Cancer occurs from mutations, or harmful changes from an alteration in a gene’s DNA sequence. Most mutations involve changes in the order of the base pairs, including substitutions, deletions, additions, or shifts. Mutations can be divided into broad categories based on the tissue where they occur.
Somatic or acquired mutations are the most common cause of cancer. These mutations occur from damage to genes in an individual cell during a person’s life. Cancers that occur because of somatic mutations are referred to as sporadic cancers. Somatic mutations are not found in every cell in the body and they are not passed from parent to child. Some common carcinogens that cause these mutations include tobacco use, ultraviolet radiation, viruses, chemical exposures, and aging.
Germline mutations are far less common. A germline mutation occurs in a sperm cell or an egg cell and is passed directly from a parent to a child at the time of conception. As the embryo grows into a baby, the mutation from the initial sperm or egg cell is copied into every cell in the body. Because the mutation affects reproductive cells, it can pass from generation to generation.
Cancer caused by germline mutations is called inherited or hereditary cancer. It accounts for about 5%–10% of all cancers. More than 50 different hereditary cancer syndromes have been identified that can be passed from one generation to the next. Family and personal histories suggestive of germline mutations include:
- Early onset cancer (breast, colon, or endometrial cancer under age 50)
- Rare cancers (male breast cancer)
- Certain pathologies (triple-negative breast cancer)
- More cancers in a family than would be expected by chance
See the sidebar for more red flags that might indicate germline risk.

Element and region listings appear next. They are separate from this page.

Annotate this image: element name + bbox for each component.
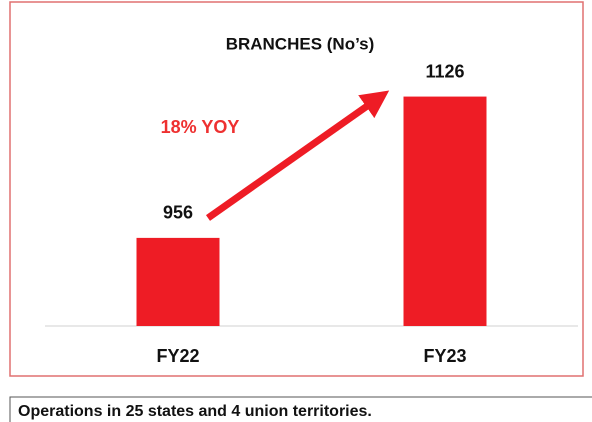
annotation: 18% YOY bbox=[161, 117, 240, 137]
chart-title: BRANCHES (No’s) bbox=[226, 34, 375, 53]
footnote: Operations in 25 states and 4 union terr… bbox=[18, 403, 372, 420]
bar bbox=[403, 96, 487, 326]
chart-frame bbox=[9, 1, 584, 377]
footnote-box bbox=[9, 396, 592, 422]
growth-arrow bbox=[205, 90, 390, 221]
x-tick-label: FY23 bbox=[423, 346, 466, 366]
x-tick-label: FY22 bbox=[156, 346, 199, 366]
bar bbox=[136, 237, 220, 326]
value-label: 1126 bbox=[425, 61, 464, 81]
value-label: 956 bbox=[163, 203, 193, 223]
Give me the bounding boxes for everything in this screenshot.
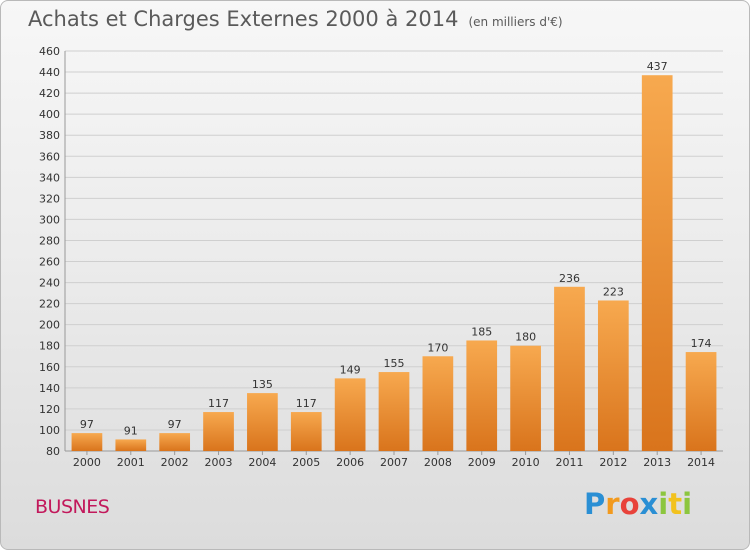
y-tick-label: 460 bbox=[39, 45, 60, 58]
x-tick-label: 2013 bbox=[643, 456, 671, 469]
bar bbox=[334, 378, 366, 451]
data-label: 91 bbox=[124, 424, 138, 437]
data-label: 170 bbox=[427, 341, 448, 354]
data-label: 236 bbox=[559, 272, 580, 285]
bar bbox=[685, 352, 717, 451]
data-label: 97 bbox=[168, 418, 182, 431]
logo-letter: x bbox=[639, 487, 659, 521]
x-tick-label: 2007 bbox=[380, 456, 408, 469]
y-tick-label: 420 bbox=[39, 87, 60, 100]
y-tick-label: 400 bbox=[39, 108, 60, 121]
data-label: 117 bbox=[296, 397, 317, 410]
bar bbox=[159, 433, 191, 451]
bar bbox=[290, 412, 322, 451]
y-tick-label: 140 bbox=[39, 382, 60, 395]
y-tick-label: 120 bbox=[39, 403, 60, 416]
y-tick-label: 320 bbox=[39, 192, 60, 205]
chart-unit: (en milliers d'€) bbox=[468, 15, 563, 29]
y-tick-label: 220 bbox=[39, 298, 60, 311]
x-tick-label: 2002 bbox=[161, 456, 189, 469]
x-tick-label: 2001 bbox=[117, 456, 145, 469]
bar bbox=[641, 75, 673, 452]
x-tick-label: 2009 bbox=[468, 456, 496, 469]
data-label: 149 bbox=[340, 363, 361, 376]
data-label: 185 bbox=[471, 325, 492, 338]
bar bbox=[466, 340, 498, 451]
logo-letter: t bbox=[668, 487, 683, 521]
data-label: 97 bbox=[80, 418, 94, 431]
chart-title-text: Achats et Charges Externes 2000 à 2014 bbox=[28, 7, 459, 31]
x-tick-label: 2008 bbox=[424, 456, 452, 469]
y-tick-label: 260 bbox=[39, 256, 60, 269]
logo-letter: P bbox=[584, 487, 606, 521]
x-tick-label: 2000 bbox=[73, 456, 101, 469]
y-tick-label: 240 bbox=[39, 277, 60, 290]
y-tick-label: 180 bbox=[39, 340, 60, 353]
bar bbox=[378, 372, 410, 451]
y-tick-label: 280 bbox=[39, 234, 60, 247]
bar bbox=[247, 393, 278, 451]
x-tick-label: 2003 bbox=[205, 456, 233, 469]
y-tick-label: 340 bbox=[39, 171, 60, 184]
bar bbox=[510, 345, 541, 451]
y-tick-label: 360 bbox=[39, 150, 60, 163]
x-tick-label: 2004 bbox=[248, 456, 276, 469]
y-tick-label: 80 bbox=[46, 445, 60, 458]
data-label: 180 bbox=[515, 331, 536, 344]
bar bbox=[71, 433, 103, 451]
town-name: BUSNES bbox=[35, 496, 110, 518]
y-tick-label: 100 bbox=[39, 424, 60, 437]
y-tick-label: 440 bbox=[39, 66, 60, 79]
logo-letter: r bbox=[605, 487, 620, 521]
x-tick-label: 2012 bbox=[599, 456, 627, 469]
x-tick-label: 2005 bbox=[292, 456, 320, 469]
bar bbox=[203, 412, 234, 451]
x-tick-label: 2006 bbox=[336, 456, 364, 469]
data-label: 155 bbox=[384, 357, 405, 370]
y-tick-label: 200 bbox=[39, 319, 60, 332]
bar bbox=[597, 300, 629, 451]
y-tick-label: 300 bbox=[39, 213, 60, 226]
proxiti-logo: Proxiti bbox=[584, 487, 692, 521]
data-label: 223 bbox=[603, 285, 624, 298]
logo-letter: i bbox=[682, 487, 693, 521]
logo-letter: i bbox=[658, 487, 669, 521]
x-tick-label: 2010 bbox=[512, 456, 540, 469]
x-tick-label: 2014 bbox=[687, 456, 715, 469]
data-label: 117 bbox=[208, 397, 229, 410]
bar bbox=[554, 286, 585, 451]
logo-letter: o bbox=[619, 487, 640, 521]
y-tick-label: 380 bbox=[39, 129, 60, 142]
x-tick-label: 2011 bbox=[555, 456, 583, 469]
data-label: 135 bbox=[252, 378, 273, 391]
bar bbox=[115, 439, 147, 451]
data-label: 437 bbox=[647, 60, 668, 73]
data-label: 174 bbox=[691, 337, 712, 350]
y-tick-label: 160 bbox=[39, 361, 60, 374]
chart-title: Achats et Charges Externes 2000 à 2014 (e… bbox=[28, 7, 563, 31]
bar bbox=[422, 356, 454, 451]
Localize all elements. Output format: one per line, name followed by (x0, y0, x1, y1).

Identifying the Difference
In general, cancer cells have more genetic changes than normal cells, but each person’s cancer has a unique combination of genetic alterations. Some of these changes may be the result of cancer cells dividing, rather than the initiating event that led to the development of the cancer. As the cancer continues to grow, additional changes will occur. Even within the same tumor, cancer cells may have different genetic changes.
DNA sequencing techniques can identify both germline and somatic mutations by comparing the sequence of DNA with that in normal cells. Germline mutations can be identified by utilizing a saliva sample that contains buccal cells or a blood sample. Genetic testing in the tumor can be utilized to identify genetic changes in cancer cells that may be driving the growth of an individual’s cancer. This information may help determine which therapies might be most effective for treating a particular malignancy. Information provided by germline and tumor testing may overlap. For example, a person with a malignancy who has a BRCA mutation in the tumor, may or may not have an inherited BRCA mutation. Germline testing will be necessary to determine if the mutation is inherited. Depending on the cancer type, both tumor and germline testing may be used to help select treatment options. Thus, tumor DNA sequencing can also suggest the presence of inherited mutations. Patients should be referred for germline mutation testing if they have a personal or family history suggestive of hereditary risk, the tumor has microsatellite instability, the gene in the tumor is a cancer susceptibility gene, the gene is considered pathogenic or likely pathogenic, or the allele frequency approaches 50%.
What Oncology Nurses Need to Know
Oncology nurses are challenged to know when to refer patients for germline testing and to explain the difference between germline and somatic genetic changes and that germline changes can be present in tumors. This is confusing and stressful for patients and families, especially if tumor testing suggests germline risk because patients must cope not only with a cancer diagnosis but also the possibility that other family members have a hereditary susceptibility to develop malignancy. Genetic testing can also be lifesaving and reduce the morbidity and mortality associated with malignancy when information about somatic genetic changes guides treatment choices and knowledge of germline mutations identifies individuals at risk for developing malignancy and their appropriate cancer prevention and early detection strategies.